The question becomes, how do the rest of us assist the transition? Help men see that they are simply experiencing what pretty much the rest of society has dealt with under their dominance? It must be an extremely sobering event for them, and let’s face it, it is not human nature to swallow pride so easily. Nope, that’s as vulnerable a position as apologizing.

Be well.  Be kind.  Bring compassion.

~ Jacqueline, Scholar-Practitioner of Human Systems

Have you ever seen those memes come around about being spanked with hand, belt or wooden spoon and how it means one learned respect for elders?  Well, that was not my experience.  I learned deference perhaps, but no respect was generated within such encounters.  Respect is either granted or earned not demanded or enforced, at least not in my experience and observation.

According to the definitions of each, deference may be granted respectfully and respect may be exhibited through deference, but there exists a difference, doesn’t there?

Respect:

                – esteem for or a sense of the worth or excellence of a person, a personal quality or ability, or something considered as a manifestation of a personal quality or ability:

                 I have great respect for her judgment.

Respect is esteem granted.

Deference:

respectful submission or yielding to the judgment, opinion, will, etc., of another.

Deference is the submitting or yielding that may be done in a respectful manner but not necessarily involving actual esteem for another.

                 – deference to a right, privilege, privileged position, or someone or something considered to have certain rights or privileges; proper acceptance or courtesy; acknowledgment:

                  respect for a suspect’s right to counsel; to show respect for the flag; respect for the elderly.

Deference is an outward behavior associated with respect.  But the two, true esteem and outward acquiescence are not necessarily always entwined.
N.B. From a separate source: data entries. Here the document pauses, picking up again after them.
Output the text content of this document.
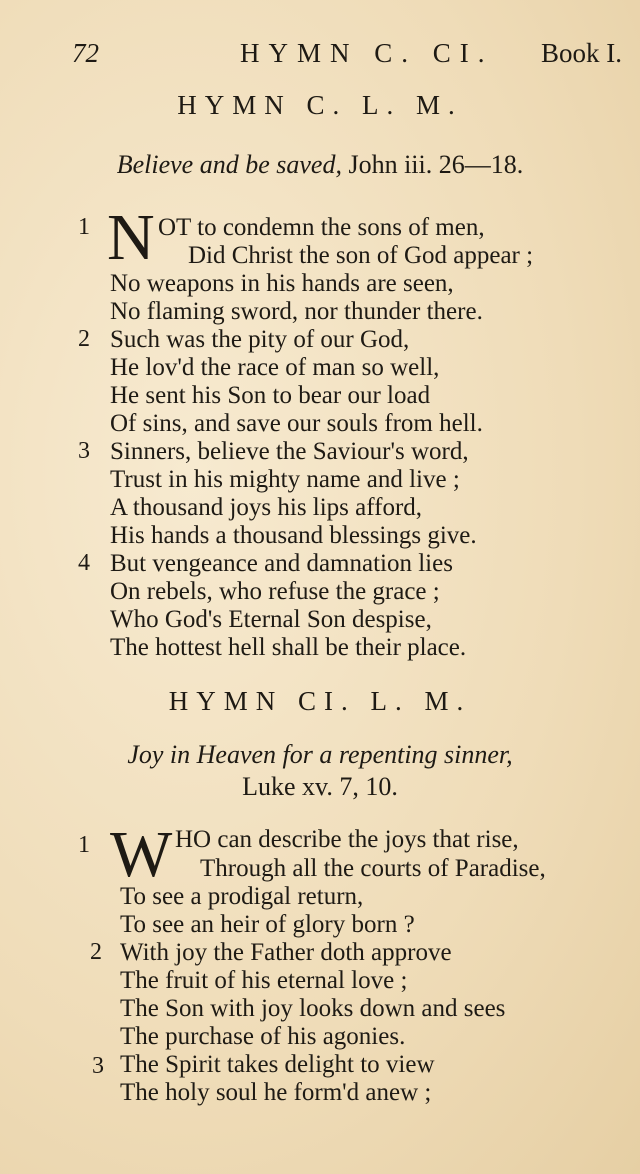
72	HYMN C. CI. Book I.
HYMN C. L. M.
Believe and be saved, John iii. 26—18.
1 N OT to condemn the sons of men,
Did Christ the son of God appear ;
No weapons in his hands are seen,
No flaming sword, nor thunder there.
2 Such was the pity of our God,
He lov'd the race of man so well,
He sent his Son to bear our load
Of sins, and save our souls from hell.
3 Sinners, believe the Saviour's word,
Trust in his mighty name and live ;
A thousand joys his lips afford,
His hands a thousand blessings give.
4 But vengeance and damnation lies
On rebels, who refuse the grace ;
Who God's Eternal Son despise,
The hottest hell shall be their place.
HYMN CI. L. M.
Joy in Heaven for a repenting sinner,
Luke xv. 7, 10.
1 W HO can describe the joys that rise,
Through all the courts of Paradise,
To see a prodigal return,
To see an heir of glory born ?
2 With joy the Father doth approve
The fruit of his eternal love ;
The Son with joy looks down and sees
The purchase of his agonies.
3 The Spirit takes delight to view
The holy soul he form'd anew ;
When Confucius observed the respect and obedience of the senior by the junior, he also observed consideration and protection of the junior by the senior.  Elders may choose to respect youth to enhance their self-esteem despite their outward manner revealing a lack thereof and perhaps earn respect in return.  But this seems to have been lost in Western culture during earlier generations where “children should be seen but not heard” was one of several such expectations of the day.  Deference to authority via behavior modification tactics, like spanking and emotional manipulation, had been the norm, and this had cascaded into most authoritative relationships, whether patriarchal structures in business and religion or police and school teachers.  But I will continue to argue that deference is not respect.  It is deference, an outward behavior of acquiescence regardless of whether true respect is involved.

In later generations, parents are learning new ways to treat children as their own people, as emotional beings who deserve guidance and support versus punishment and behavior modification.  We now have the opportunity to model consideration and vulnerability to the enhancement of our parent-child relationships.  Therefore, positions of authority – elders, police, business leaders and management – are less granted the deference to which they may be accustomed or expecting, for all their years of deference to their own authority figures.  They are faced with having to exhibit consideration and protection of their subordinates and underlings to earn actual respect.  And this is a tough space to be.

In social science terms, we discuss personal and positional agency.  There is a greater requirement now for personal agency even within authoritative positions because the position itself does no longer necessarily command deference.  The person in authority is more required to exhibit respectful behaviors themselves so that respect becomes a reciprocal aspect of a relationship based in mutual esteem.  This is where love resides and productivity excels.

If you are one of those in authority – a parent, manager or leader of some kind, it will do everyone well to let go expectations of deference (or in some’s terms, respect) and rather develop mutually respectful relationships.  For despite the agency we may have traditionally afforded positions of authority, is it real or beneficial to keep faking it through mere deference?